The neoliberal policies of the 1980s led in many countries to a slowdown in the growth of wages relative to productivity and thus to a restoration of profits. This would have weakened demand in the absence of the huge increase in private sector borrowing facilitated by the deregulation of finance. These trends came to a head in 2007 with the onset of the credit crunch and the financial crisis and recession which followed.

A post-Keynesian solution to the current economic stagnation, proposed by a number of economists, would enact policies which lead to wage rises in line with productivity growth. This would raise household income and consumption without necessitating an unsustainable rise in debt.

By expanding private sector consumption demand it could also stimulate private investment via an accelerator effect. This form of economic recovery is known as ‘wage-led’, since in this case it is wages which drive demand and growth, at least for a certain period.

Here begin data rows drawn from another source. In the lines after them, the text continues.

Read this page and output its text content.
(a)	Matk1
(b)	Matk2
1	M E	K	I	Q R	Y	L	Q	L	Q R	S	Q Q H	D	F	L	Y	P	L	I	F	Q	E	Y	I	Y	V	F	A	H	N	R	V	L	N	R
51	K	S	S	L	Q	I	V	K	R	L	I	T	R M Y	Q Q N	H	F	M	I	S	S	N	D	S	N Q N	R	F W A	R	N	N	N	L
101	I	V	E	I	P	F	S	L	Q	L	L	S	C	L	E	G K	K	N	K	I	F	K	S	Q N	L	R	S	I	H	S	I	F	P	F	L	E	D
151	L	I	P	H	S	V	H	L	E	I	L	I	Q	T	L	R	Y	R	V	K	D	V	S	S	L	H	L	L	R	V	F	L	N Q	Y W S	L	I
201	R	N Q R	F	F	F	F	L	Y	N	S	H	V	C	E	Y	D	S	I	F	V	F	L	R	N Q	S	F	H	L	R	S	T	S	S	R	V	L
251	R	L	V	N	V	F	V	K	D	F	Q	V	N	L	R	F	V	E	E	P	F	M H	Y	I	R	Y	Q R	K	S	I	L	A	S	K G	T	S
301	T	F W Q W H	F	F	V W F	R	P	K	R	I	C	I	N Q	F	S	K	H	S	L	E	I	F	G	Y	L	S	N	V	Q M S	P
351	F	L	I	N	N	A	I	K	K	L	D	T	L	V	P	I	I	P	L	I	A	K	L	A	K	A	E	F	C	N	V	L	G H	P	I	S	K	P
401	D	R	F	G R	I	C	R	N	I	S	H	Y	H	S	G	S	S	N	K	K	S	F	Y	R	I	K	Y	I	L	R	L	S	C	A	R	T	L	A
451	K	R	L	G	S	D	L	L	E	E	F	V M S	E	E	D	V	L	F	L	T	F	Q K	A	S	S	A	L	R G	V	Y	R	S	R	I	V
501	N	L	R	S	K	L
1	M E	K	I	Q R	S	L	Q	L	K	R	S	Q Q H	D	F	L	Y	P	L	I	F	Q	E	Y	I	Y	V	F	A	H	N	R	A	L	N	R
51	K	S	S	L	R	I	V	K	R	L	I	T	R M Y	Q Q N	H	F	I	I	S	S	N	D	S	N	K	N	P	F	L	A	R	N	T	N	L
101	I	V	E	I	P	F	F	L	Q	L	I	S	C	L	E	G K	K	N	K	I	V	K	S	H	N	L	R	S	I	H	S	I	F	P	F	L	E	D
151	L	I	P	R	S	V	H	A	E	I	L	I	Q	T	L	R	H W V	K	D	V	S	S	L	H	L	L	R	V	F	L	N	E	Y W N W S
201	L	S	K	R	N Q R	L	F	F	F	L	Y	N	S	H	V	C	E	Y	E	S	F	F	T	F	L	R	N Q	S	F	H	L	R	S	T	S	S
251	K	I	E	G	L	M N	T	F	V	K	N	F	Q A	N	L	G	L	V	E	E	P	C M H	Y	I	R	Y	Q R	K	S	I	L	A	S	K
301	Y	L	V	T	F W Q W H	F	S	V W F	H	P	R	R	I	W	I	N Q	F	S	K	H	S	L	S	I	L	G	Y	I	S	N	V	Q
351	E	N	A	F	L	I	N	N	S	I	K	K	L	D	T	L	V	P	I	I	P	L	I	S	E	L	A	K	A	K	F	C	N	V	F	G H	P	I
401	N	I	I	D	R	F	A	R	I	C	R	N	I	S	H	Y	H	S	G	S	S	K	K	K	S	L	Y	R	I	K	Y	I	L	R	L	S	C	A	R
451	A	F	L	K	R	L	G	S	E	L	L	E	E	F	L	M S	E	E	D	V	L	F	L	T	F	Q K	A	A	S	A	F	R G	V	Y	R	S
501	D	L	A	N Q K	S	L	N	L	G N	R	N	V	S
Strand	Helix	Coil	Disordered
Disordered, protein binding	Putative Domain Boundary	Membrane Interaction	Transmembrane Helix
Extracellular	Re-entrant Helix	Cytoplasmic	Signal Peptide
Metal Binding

Marxists such as Michael Roberts deny that crises can be wage-led, and argue that all cycles of growth and recession are ‘profit-led’. Thus there can be no realization problem or ineffective demand, if profits are high enough. If this is right, Keynesian policies which boost consumption will not work, but a restructuring of capital is essential to restore profitability, investment and growth.

This is a powerful argument, and Roberts backs it up with plenty of empirical evidence. However, to take one example, it cannot explain recent trends in the German economy. Since the 2000s, wages have stagnated, boosting corporate profits significantly, while investment has not kept up.

The private sector has failed to invest its windfall due to weaker consumption which is a result of the wage stagnation. Exports have boomed due to greater price competitiveness, while domestic demand has been weak, giving rise to a large current account surplus. The resultant excess domestic savings, rather than being invested at home, have been exported to the US, UK and peripheral Europe, financing debt-driven asset-price and consumption bubbles. This goes some way to explaining the genesis of the Great Recession.

It surely cannot be argued that the German economy lacks sufficient corporate profitability. Rather, it has been the weak growth in household income which has reduced domestic investment opportunities. Profits have been healthy in part due to stagnant wage growth alongside booming exports, but there remains an excess of corporate saving over investment. This is a problem of domestic realization of the surplus, rather than its production. Wage rises in Germany are surely part of the solution to the problem of sustaining recovery in Europe and the world.

In sum then, I find the above quote from Marx on the contradiction between the production and realization of surplus value and profit very helpful. It offers tremendous insight into the dynamics of capitalism, which has given rise to periods of growth and crisis throughout its history.

If Marx is right, different kinds of crisis may require different solutions: if the production of surplus value and profitability is insufficient, then some kind of restructuring is required; if its realization is weak due to inadequate demand, then policies which boost investment or consumption may be appropriate.